Subramanian described that when public companies go private, as Musk was proposing, there's a much more extensive and rigorous process than what Musk and Tesla had gone through. He pointed to when Dell went private in 2013 as an example. Typically, a special committee is formed and there are months of engagement with consultants and advisors. Boards of directors typically approve the announcement of a company receiving an offer to go private, which wasn't the case with Tesla.
Also, any offer to take a company private is also generally not announced by the CEO, given concerns about conflict of interest, he said.
Musk attorney Alex Spiro had argued Wednesday that the CEO's word choice was wrong, but it wasn't a case of fraud.

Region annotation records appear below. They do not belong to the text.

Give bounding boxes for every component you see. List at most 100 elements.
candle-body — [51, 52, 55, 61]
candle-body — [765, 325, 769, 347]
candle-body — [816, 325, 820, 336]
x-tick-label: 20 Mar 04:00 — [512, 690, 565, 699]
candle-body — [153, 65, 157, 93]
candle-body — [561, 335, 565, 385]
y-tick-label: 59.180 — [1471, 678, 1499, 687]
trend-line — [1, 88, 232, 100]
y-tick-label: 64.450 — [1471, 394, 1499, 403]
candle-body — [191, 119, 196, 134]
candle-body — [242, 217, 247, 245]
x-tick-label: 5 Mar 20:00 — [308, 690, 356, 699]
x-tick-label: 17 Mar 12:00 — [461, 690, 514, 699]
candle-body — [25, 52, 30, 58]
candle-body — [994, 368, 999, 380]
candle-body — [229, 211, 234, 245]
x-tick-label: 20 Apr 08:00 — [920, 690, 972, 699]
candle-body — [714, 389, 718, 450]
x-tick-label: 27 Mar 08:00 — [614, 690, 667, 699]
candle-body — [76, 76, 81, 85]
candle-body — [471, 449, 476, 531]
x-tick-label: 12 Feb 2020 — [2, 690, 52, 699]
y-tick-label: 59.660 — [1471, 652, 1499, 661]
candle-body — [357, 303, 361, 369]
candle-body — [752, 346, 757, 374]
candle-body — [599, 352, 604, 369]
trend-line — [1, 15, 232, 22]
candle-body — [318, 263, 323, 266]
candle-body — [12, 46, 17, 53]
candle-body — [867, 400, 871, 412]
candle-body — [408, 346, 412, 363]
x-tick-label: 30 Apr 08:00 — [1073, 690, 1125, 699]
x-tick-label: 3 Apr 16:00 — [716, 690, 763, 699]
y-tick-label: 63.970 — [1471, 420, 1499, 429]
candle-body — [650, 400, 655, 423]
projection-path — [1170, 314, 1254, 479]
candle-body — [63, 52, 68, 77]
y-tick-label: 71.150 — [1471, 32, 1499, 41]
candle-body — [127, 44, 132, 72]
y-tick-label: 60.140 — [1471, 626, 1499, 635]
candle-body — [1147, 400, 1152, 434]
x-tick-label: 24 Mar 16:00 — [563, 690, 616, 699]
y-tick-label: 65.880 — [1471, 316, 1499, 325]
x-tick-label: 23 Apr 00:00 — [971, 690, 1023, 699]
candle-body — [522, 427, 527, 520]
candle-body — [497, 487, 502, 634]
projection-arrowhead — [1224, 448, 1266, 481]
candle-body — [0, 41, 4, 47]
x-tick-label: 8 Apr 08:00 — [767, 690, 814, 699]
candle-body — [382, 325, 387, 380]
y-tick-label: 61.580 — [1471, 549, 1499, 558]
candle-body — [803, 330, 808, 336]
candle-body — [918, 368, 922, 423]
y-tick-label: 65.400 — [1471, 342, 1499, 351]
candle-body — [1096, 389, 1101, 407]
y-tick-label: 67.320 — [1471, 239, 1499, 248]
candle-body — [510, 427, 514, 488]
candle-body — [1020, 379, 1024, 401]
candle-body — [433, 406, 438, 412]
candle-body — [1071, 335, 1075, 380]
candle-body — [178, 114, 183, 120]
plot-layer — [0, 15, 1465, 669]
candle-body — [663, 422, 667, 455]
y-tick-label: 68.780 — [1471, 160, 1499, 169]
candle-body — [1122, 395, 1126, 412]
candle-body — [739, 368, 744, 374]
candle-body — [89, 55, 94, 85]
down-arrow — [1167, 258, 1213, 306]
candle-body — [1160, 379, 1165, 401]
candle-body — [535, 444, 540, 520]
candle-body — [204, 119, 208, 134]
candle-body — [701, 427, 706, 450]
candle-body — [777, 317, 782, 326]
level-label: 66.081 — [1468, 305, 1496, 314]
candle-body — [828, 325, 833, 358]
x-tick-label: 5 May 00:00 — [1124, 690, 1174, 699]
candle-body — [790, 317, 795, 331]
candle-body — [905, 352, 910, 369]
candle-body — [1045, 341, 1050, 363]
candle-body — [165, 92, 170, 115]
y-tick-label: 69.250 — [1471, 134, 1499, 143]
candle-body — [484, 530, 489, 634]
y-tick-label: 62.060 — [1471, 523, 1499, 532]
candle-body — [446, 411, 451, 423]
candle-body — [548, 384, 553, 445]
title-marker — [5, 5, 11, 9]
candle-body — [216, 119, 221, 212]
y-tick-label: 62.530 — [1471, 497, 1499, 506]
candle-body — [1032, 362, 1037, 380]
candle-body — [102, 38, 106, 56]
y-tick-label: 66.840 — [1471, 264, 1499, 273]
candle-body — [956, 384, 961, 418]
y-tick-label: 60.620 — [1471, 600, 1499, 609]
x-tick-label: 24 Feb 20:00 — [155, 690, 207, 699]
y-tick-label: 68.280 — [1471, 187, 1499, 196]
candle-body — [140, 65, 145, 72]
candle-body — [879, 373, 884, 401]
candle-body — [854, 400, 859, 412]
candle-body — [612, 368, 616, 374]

Musk's tweet previously prompted a civil suit by the Securities and Exchange Commission, the federal agency that protects investors. A settlement was reached in which Musk and Tesla each paid $20 million in fines and Musk gave up his chairman title. Musk was also supposed to have tweets reviewed before publishing them, according to the agreement.
Musk's testimony is expected to continue Monday. The trial is expected to run through Feb. 3.